The new Health Minister Mansukh Mandaviya was trolled soon after he took oath. Trolls dug up his old tweets and pointed out at spelling and grammatical mistakes that he made in English. Screen shots of his old tweets, some nine year old,  were making the rounds and he was made an object of ridicule. At his first press conference, when a reporter pointed out at what the trolls are up to, Mansukh Mandaviya gave a nice reaction. He said, ‘I have come here to work and I do not have time to react to what others are saying’.

The new health minister announced on Day One of his new job the steps that the Centre is taking to provide oxygen tanks in all district headquarters of India by December this year. This is a gigantic work in the face of a potential third wave of pandemic that could take place.

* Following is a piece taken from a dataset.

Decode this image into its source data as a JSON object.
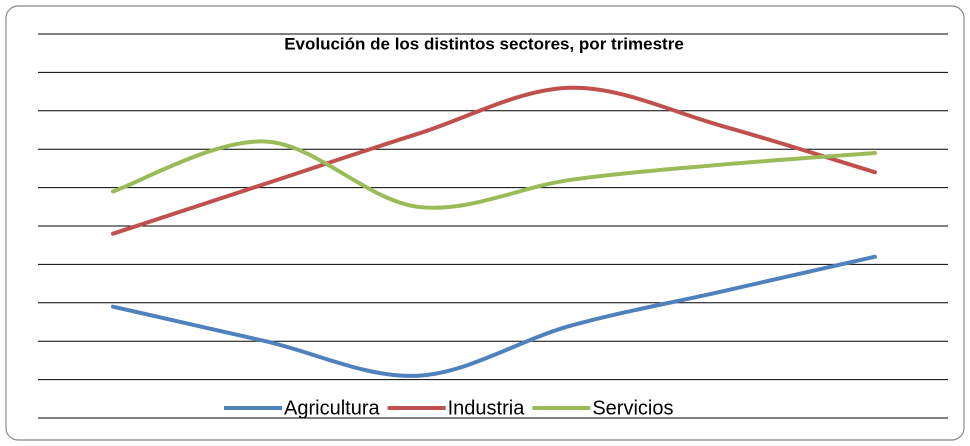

Mandaviya announced a Rs 23,123 crore Covid infrastructure package approved by the new Cabinet for emergency response towards Covid-19. The package provides for creating more infrastructure in hospitals for paediatric care, repurposing of hospital beds for Covid patients, strengthening of genome sequencing, augmenting the number of ICU facilities, installation of oxygen tanks and creation of buffer stocks of key medicines required to tackle Covid pandemic. Out of the total outlay, Rs 15,000 crore will come from the Centre and Rs 8,123 crore will come from states.  Mandaviya appears to be a man with a mission and he probably believes in the motto: ‘my work will speak’.

I personally feel that an individual’s talent and capability do not depend on the person’s knowledge of English language alone. Within 12 hours of taking charge of the health ministry, Mandaviya outlined his plan for the next nine months, in public.

There is no doubt that the nation faces a big challenge from the Covid outbreak and the government had to face a lot of criticisms because of the pandemic. Thousands of families had to face grief because of the death of their near and dear ones, people have lots of questions and doubts in their mind about whether the Centre will be able to deftly handed the expected third wave.

Will there be a repeat of the situation during second wave when people failed to get medicines, oxygen, ICU ventilators and even hospital beds? What Mandaviya said on Thursday kindles hopes in our hearts and I expect the government to handle the third wave competently.

When Sports Minister Kiren Rijiju was appointed as Union Law Minister, social media trolls were out with their knives. They compared his knowledge about law with the legal acumen of his predecessor, Ravi Shankar Prasad, who had a formidable reputation in law courts as an influential lawyer.

I know Rijiju did his LLB from Delhi University but never practised as a lawyer. He had, by then, entered politics in his home state, Arunachal Pradesh. On Thursday. Rijiju admitted that it was a “huge challenge” for him. He said, “everything can be handled with proper guidance, understanding of the subject and application of mind”. The Law ministry plays a key role in the transfer, posting and elevation of Supreme Court and High Court judges and improvement of judicial infrastructure.

I think one good advantage of having a vibrant social media is that common people now know much about their ministers and they watch them speaking. Kiren Rijiju was a capable Minister of State in the Home Ministry, and later he did good work when he was given charge of sports. Though hailing from the northeastern state of Arunachal Pradesh, he speaks fluently in Hindi and is a capable minister.

The Law Ministry that he has to now look after, faces the crucial problem of mounting number of pending cases. There is a huge backlog in the appointment of judges. The judiciary had been complaining about delay in the appointment of judges, while the Centre says that the higher judiciary is taking time in processing these appointments. The net result is that millions of litigants are facing problems due to the large number of pending cases. Rijiju will have to find a way out.